To develop and execute the following items are required:

To develop:

  1. Maven 3 or greater
  2. Java 8 (JDK 1.8)
  3. Java IDE (i.e. eclipse, intellij, ...)

To run:

The framework could be compile with maven.

  1. Go to the project root and execute:
$ mvn clean package
  1. In the target directory is the compiled framework, to execute use the following command:
$ java -jar target/DynamicVMPFramework.jar parameter

Input File

  • parameter: Configuration file and scenarios
Parameter File Structure
  1. APPROACH = Algorithm approach
  • CENTRALIZED
  • DISTRIBUTED -> This approach will automatically launch the distributed approach and you don't need to specify the following inputs: VMPr, VMPr_TRIGGERING, VMPr_RECOVERING.
  1. iVMP = Algorithm for the incremental phase (iVMP).
  • FF -> First Fit
  • BF -> Best Fit
  • WF -> Worst Fit
  • FFD -> First Fit Decreasing
  • BFD -> Best Fit Decreasing
  1. VMPr = Algorithm for the reconfiguration phase (VMPr).
  • MEMETIC -> Memetic Algorithm
  • ACO -> Ant Colony Optimization
  1. VMPr_TRIGGERING = VMPr triggering strategy
  • PERIODICALLY
  • PREDICTION-BASED
  1. VMPr_RECOVERING = VMPr recovering strategy
  • CANCELLATION
  • UPDATE-BASED
  1. PM_CONFIG = Load CPU Configuration
  • LOW -> (<10%)
  • MED -> (<30%)
  • HIGH -> (<80%)
  • FULL -> (<95%)
  • SATURATED -> (<120%)
  1. DERIVE_COST = Cost per each derived VM
  2. PROTECTION_FACTOR_01 = Resource1 protection factor [0;1]
  3. PROTECTION_FACTOR_02 = Resource2 protection factor [0;1]
  4. PROTECTION_FACTOR_03 = Resource3 protection factor [0;1]
  5. PENALTY_FACTOR_01 = Resource1 penalty factor (greater than 1)
  6. PENALTY_FACTOR_02 = Resource1 penalty factor (greater than 1)
  7. PENALTY_FACTOR_03 = Resource1 penalty factor (greater than 1)
  8. INTERVAL_EXECUTION_MEMETIC = Periodic Time of MA Execution
  9. POPULATION_SIZE = Population size for MA
  10. NUMBER_GENERATIONS = Generations size for MA
  11. EXECUTION_DURATION = Time of Duration
  12. LINK_CAPACITY = Link Capacity for Migration
  13. MIGRATION_FACTOR_LOAD = Factor Load per Migration
  14. HISTORICAL_DATA_SIZE = Historical Data Sieze
  15. FORECAST_SIZE = Forecast Size
  16. SCALARIZATION_METHOD = Scalarization Method
  • ED -> Euclidean Distance
  • MD -> Manhattan Distance
  • CD -> Chevyshev Distance
  • WS -> Weighted Sum
  1. MAX_PHEROMONE = Max pheromone allowed in ACO
  2. MIN_PHEROMONE = Min pheromone allowed in ACO
  3. PHEROMONE_CONSTANT = Pheromone constant for ACO, range [0,1], determines how fast pheromone evaporates.
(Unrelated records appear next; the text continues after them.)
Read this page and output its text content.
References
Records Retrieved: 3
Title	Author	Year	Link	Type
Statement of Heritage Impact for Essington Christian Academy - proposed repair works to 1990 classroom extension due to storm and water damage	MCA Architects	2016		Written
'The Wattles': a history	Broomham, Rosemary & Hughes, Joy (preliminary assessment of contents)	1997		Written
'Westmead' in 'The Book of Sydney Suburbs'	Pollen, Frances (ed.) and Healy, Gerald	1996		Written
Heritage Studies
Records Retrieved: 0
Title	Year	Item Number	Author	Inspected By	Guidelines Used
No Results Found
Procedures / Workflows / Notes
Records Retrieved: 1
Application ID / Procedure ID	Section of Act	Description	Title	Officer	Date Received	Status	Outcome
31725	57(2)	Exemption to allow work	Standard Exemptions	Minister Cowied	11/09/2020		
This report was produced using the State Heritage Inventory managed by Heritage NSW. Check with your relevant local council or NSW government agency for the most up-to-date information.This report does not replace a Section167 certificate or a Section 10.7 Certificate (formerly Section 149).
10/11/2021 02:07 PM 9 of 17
Pheromones evaporates quicker as pheromone constant grows
  4. N_ANTS = Number of ants used for ACO
  5. ACO_ITERATIONS = Number of iterations to be performed in ACO to return a solution
  6. SCENARIOS = List of Request

Output Files

The framework generates the following files:

  • economical_penalties: Average economical penalties per each SLA violation.
  • economical_revenue: Average ecomical revenue per each VM hosted in the main provider.
  • leasing_costs: Average economical revenue lost per each VM hosted in an alternative provider from federation.
  • power_consumption: Average power energy consumed
  • reconfiguration_call_times: Number of reconfiguration calls.
  • wasted_resources: Average of wasted resources (one column per resource)
  • wasted_resources_ratio: Average of wasted resources (considering all resources)
  • scenarios_scores: Score per each executed scenario.